Dr. Brigitte Hilgers-Klautzsch
Rz. 106
Nach dem Nemo-tenetur-Prinzip braucht der Stpfl. keine ihn belastenden Angaben bzgl. bereits "begangener" Steuerstraftaten und -ordnungswidrigkeiten zu machen, die Gegenstand der Steuerprüfung bzw. des eingeleiteten Strafverfahrens sind. Bei wahrheitswidrigen Angaben macht er sich nicht nach § 370 AO strafbar, denn dadurch werden lediglich erlangte Vorteile gesichert (zum Selbstbegünstigungsprivileg vgl. auch § 258 Abs. 5 StGB).
Rz. 107
Eine vergleichbare Konfliktlage besteht, wenn sich der Stpfl. durch Abgabe einer korrekten Steuererklärung zwangsläufig wegen früherer Steuerstraftaten selbst belasten müsste. Entscheidet er sich deswegen zur Beibehaltung der falsch angegebenen Besteuerungsgrundlagen, macht er sich erneut einer Steuerhinterziehung schuldig.
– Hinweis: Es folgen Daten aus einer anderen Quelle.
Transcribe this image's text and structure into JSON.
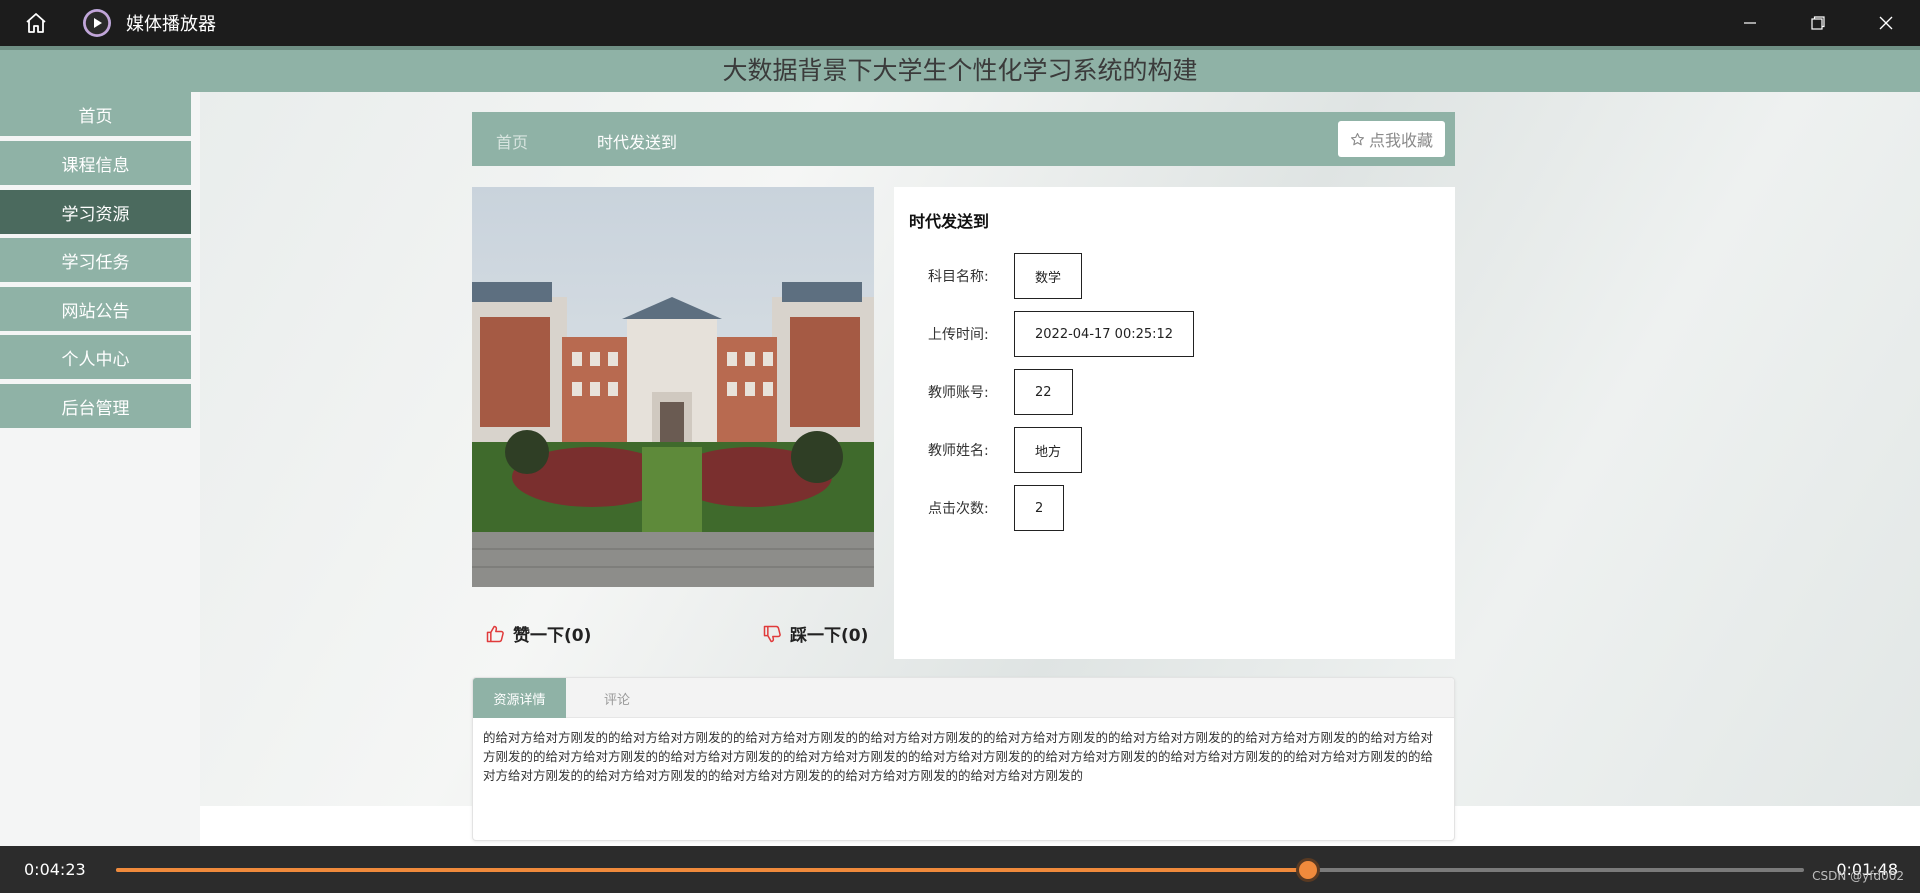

Wenn dann auch der Ausweg über eine strafbefreiende Selbstanzeige abgeschnitten ist, so stellt sich die mit den steuerlichen Erklärungspflichten verknüpfte Strafandrohung als Zwang zur Selbstbelastung dar.
Rz. 108
Zur Lösung dieser Zwangslage wird z.T. vertreten, die wegen § 393 Abs. 1 Satz 1 AO grds. fortbestehenden Steuererklärungspflichten entweder ganz oder nur bezogen auf die selbstbelastenden Umstände unter dem Gesichtspunkt der Zumutbarkeit entfallen zu lassen. Berthold gelangt zum selben Ergebnis, indem er das Merkmal der Pflichtwidrigkeit in § 370 Abs. 1 Satz 2 AO bei drohender Selbstbelastung reduzieren will. Teils wird die Straflosigkeit einer Nicht- oder Falscherklärung mit dem Entschuldigungsgrund des § 35 StGB bzw. der Unzumutbarkeit normgemäßen Verhaltens begründet (s. auch § 370 Rz. 304 ff. m.w.N.). Danach blieben Teilnehmer und Mittäter grds. strafbar. Deshalb schlägt Berthold de lege ferenda einen eigenständigen persönlichen Strafausschließungsgrund in § 370 AO für diese Fälle vor. Böse nimmt hingegen eine unbeschränkte Pflicht zur Abgabe korrekter Steuererklärungen auch für die Zukunft nach den Grundsätzen der omissio libera in causa an. Hierfür dürfte es aber an der erforderlichen subjektiven Vorstellung des Täters bei Abgabe der ersten unrichtigen Steuererklärung im Hinblick auf die Folgejahre fehlen.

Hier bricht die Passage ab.